Making anthropology more accessible to non-academic audiences is a dedicated passion of mine. In doing so I hope to promote public engagement with anthropology outside of the classroom. One way to do this is through podcasting. You can find my podcasting projects here including the banner project This Anthro Life. With Adam Gamwell and Aneil Tripathy, I am a co-founder of This Anthro Life: Podcast.
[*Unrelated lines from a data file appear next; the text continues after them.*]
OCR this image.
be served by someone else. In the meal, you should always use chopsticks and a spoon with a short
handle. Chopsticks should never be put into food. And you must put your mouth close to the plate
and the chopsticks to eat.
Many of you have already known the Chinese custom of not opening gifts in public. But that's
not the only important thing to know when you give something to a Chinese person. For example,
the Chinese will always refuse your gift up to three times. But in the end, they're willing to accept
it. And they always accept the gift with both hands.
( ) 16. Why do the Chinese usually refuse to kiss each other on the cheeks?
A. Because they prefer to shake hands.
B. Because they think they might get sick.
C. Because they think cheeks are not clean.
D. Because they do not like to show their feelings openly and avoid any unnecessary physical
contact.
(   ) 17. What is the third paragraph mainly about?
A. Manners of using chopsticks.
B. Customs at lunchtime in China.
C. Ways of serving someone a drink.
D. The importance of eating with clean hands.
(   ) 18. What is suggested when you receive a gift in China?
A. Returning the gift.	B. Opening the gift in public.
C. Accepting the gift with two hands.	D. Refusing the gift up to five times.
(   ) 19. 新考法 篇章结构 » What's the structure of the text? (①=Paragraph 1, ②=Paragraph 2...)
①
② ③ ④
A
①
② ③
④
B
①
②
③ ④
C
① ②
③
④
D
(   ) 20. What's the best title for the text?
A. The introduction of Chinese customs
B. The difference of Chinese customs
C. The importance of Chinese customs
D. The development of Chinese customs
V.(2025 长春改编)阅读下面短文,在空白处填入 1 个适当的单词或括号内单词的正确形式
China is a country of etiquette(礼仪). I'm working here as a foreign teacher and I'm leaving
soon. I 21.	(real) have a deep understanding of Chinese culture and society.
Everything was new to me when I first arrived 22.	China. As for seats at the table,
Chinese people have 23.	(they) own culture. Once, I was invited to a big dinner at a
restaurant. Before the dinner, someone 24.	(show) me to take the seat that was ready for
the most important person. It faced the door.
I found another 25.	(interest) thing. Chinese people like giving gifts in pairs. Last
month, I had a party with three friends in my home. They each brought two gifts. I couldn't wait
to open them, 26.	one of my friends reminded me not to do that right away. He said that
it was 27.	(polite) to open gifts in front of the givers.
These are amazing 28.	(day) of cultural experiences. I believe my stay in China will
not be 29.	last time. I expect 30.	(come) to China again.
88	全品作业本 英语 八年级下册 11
For over six years, I helped This Anthro Life (TAL) construct a platform to engage anthropological research and empower anthropologists (students, fans, and working professionals) to share their findings and discover a public-facing voice.

This Antho Life is an official collaborator with the American Anthropological Association, the Society for Applied Anthropology, SAPIENS, EPIC, the Smithsonian Center for Folklife and Cultural Heritage, and the March for Science. 



Crowdsourcing the human condition to inspire communication, foster wonder and generate empathy

• 50,000+ subscribers, 350,000+ downloads (200,000+ on Anchor alone), 100+ episodes.

  • Available on Apple Podcasts, Spotify, and at

• Collaborators with EPIC and the Society for Applied Anthropology.
• Member American Anthropological Association Podcast Network.
• Highlighted by the American Anthropological Association’s 2018 Year in Review for Public Engagement and collaboration with the Smithsonian Folklife Festival

Produced by Missing Link Studios.



A crossover series, bringing together TAL + Brandeis University

Sponsored by the Brandeis University "Faculty Diversity, Equity, and Inclusion Programming Grant," Anita Hanig, Ryan Collins, and Adam Gamwell recorded a limited ethnographic series about diversity and inclusion in higher education and beyond. Here, our inspiration comes from anthropologist Ruth Benedict's claim that anthropology's purpose is to make the world a safe place for human differences. One small step in doing so is to have conversations on challenging topics, and that is what we aim to start with this series. Guests include Dr. Janine de Novais, of the Harvard Graduate School of Education; Business Anthropologist Astrid Countee, M.A.; and founder of the March for Science, Dr. Valorie Aquino.



A collaboration from the Smithsonian Folklife Festival, American Anthropological Association, and TAL.

Heritage Enterprise in a World on the Move. Join hosts Adam Gamwell, Leslie Walker, and Ryan Collins as they explore what it means to craft, form, and make culture in a world defined by movement, migration, and changing borders. Step into behind the scenes conversations and candid interviews from the Smithsonian Folklife Festival. Hear from artists, fashion designers, dancers, weavers, and artisans who give life to heritage and shape the many worlds of traditional culture on a planet on the move—produced by Missing Link Studios.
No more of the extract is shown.